At the moment, the FDA is waiting for the IOM’s second report. This one, due in a few months, will advise the FDA about what to do about FOP labels—again based on research. Couldn’t GMA and FMI wait?
From what I’ve been hearing, GMA and FMI could not care less about the IOM or FDA. This is what they had to do to get member companies to agree. They say the new labels will go on about 70% of branded products by next year. They also say they will spend $50 million on public education.
How this will play out in practice remains to be seen. You can bet that plenty of highly processed foods will qualify for “positives,” just like they did with the industry-initiated Smart Choices logo, may it rest in peace.
As I said in October: This move is all the evidence the FDA needs for mandatory FOP labels. GMA and FMI have just demonstrated that the food industry will not willingly label its processed foods in ways that help the public make healthier food choices.
Let’s hope the GMA/FMI scheme flunks the laugh test and arouses the interest of city and state attorneys general—just as the Smart Choices program did.
The official announcement is coming this afternoon. Stay tuned.

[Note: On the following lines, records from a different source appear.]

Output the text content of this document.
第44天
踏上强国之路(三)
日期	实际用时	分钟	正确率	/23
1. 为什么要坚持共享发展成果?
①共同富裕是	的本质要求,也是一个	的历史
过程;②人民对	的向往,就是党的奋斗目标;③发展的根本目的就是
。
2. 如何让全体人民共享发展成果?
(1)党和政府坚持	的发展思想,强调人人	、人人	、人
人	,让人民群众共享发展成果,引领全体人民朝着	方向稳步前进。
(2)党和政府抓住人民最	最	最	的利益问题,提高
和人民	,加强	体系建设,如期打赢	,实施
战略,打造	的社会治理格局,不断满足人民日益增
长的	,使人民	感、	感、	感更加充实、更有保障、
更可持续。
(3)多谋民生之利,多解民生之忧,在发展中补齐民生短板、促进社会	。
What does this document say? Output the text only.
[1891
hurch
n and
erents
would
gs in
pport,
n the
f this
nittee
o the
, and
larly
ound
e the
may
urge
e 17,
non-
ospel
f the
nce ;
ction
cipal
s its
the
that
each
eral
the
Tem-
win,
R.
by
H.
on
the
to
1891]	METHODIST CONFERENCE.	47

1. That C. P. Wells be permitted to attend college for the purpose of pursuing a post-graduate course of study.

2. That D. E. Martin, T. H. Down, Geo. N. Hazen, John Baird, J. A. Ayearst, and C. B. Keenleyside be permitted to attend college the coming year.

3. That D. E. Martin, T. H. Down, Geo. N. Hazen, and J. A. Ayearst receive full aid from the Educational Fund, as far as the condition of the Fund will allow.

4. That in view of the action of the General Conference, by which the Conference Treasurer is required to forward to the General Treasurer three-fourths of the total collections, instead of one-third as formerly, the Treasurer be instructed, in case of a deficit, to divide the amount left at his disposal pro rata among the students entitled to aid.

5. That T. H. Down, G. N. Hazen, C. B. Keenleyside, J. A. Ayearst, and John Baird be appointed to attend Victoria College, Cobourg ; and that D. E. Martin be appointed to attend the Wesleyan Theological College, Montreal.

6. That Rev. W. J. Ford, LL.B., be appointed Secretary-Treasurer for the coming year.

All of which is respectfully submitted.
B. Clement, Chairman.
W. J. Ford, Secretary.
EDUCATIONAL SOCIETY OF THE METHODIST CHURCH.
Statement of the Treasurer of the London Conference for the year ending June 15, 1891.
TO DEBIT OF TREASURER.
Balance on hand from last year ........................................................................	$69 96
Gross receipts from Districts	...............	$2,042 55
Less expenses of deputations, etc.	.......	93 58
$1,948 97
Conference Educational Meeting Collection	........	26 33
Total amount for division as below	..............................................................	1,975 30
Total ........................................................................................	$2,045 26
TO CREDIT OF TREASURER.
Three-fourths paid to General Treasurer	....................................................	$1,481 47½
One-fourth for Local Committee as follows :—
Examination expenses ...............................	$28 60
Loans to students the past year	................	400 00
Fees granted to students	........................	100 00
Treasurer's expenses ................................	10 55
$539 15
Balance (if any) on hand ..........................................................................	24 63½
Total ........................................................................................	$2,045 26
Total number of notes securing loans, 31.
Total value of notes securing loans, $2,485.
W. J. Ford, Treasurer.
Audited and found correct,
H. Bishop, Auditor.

Addition: Scott Obenshaw, Director of Communications for GMA files the following clarification:
1.) In addition to the information regarding calories, saturated fat, sodium and total sugars content, the Nutrition Keys icon on some products will display information about two “nutrients to encourage.” The two nutrients to encourage that may appear on some products as part of the Nutrition Keys icon must come from the following list: potassium, fiber, vitamin A, vitamin C, vitamin D, calcium, iron and also protein. These “nutrients to encourage” can only be placed on a package if the product has more than 10% of the daily value per serving of the nutrient and meets the FDA requirements for a “good source” nutrient content claim.
2.) Transfat is not part of the label – only calories, saturated fat, sodium and total sugars content.
Let’s give GMA and FMI lots of credit for replacing the IOM’s recommendation for trans fat with sugars. Trans fats are heading out of the food supply and consumers want to know about sugars. So that’s an improvement. And two positives might not overwhelm the so-called negatives. But I’m eager to see what the design really looks like and will report as soon as it is released.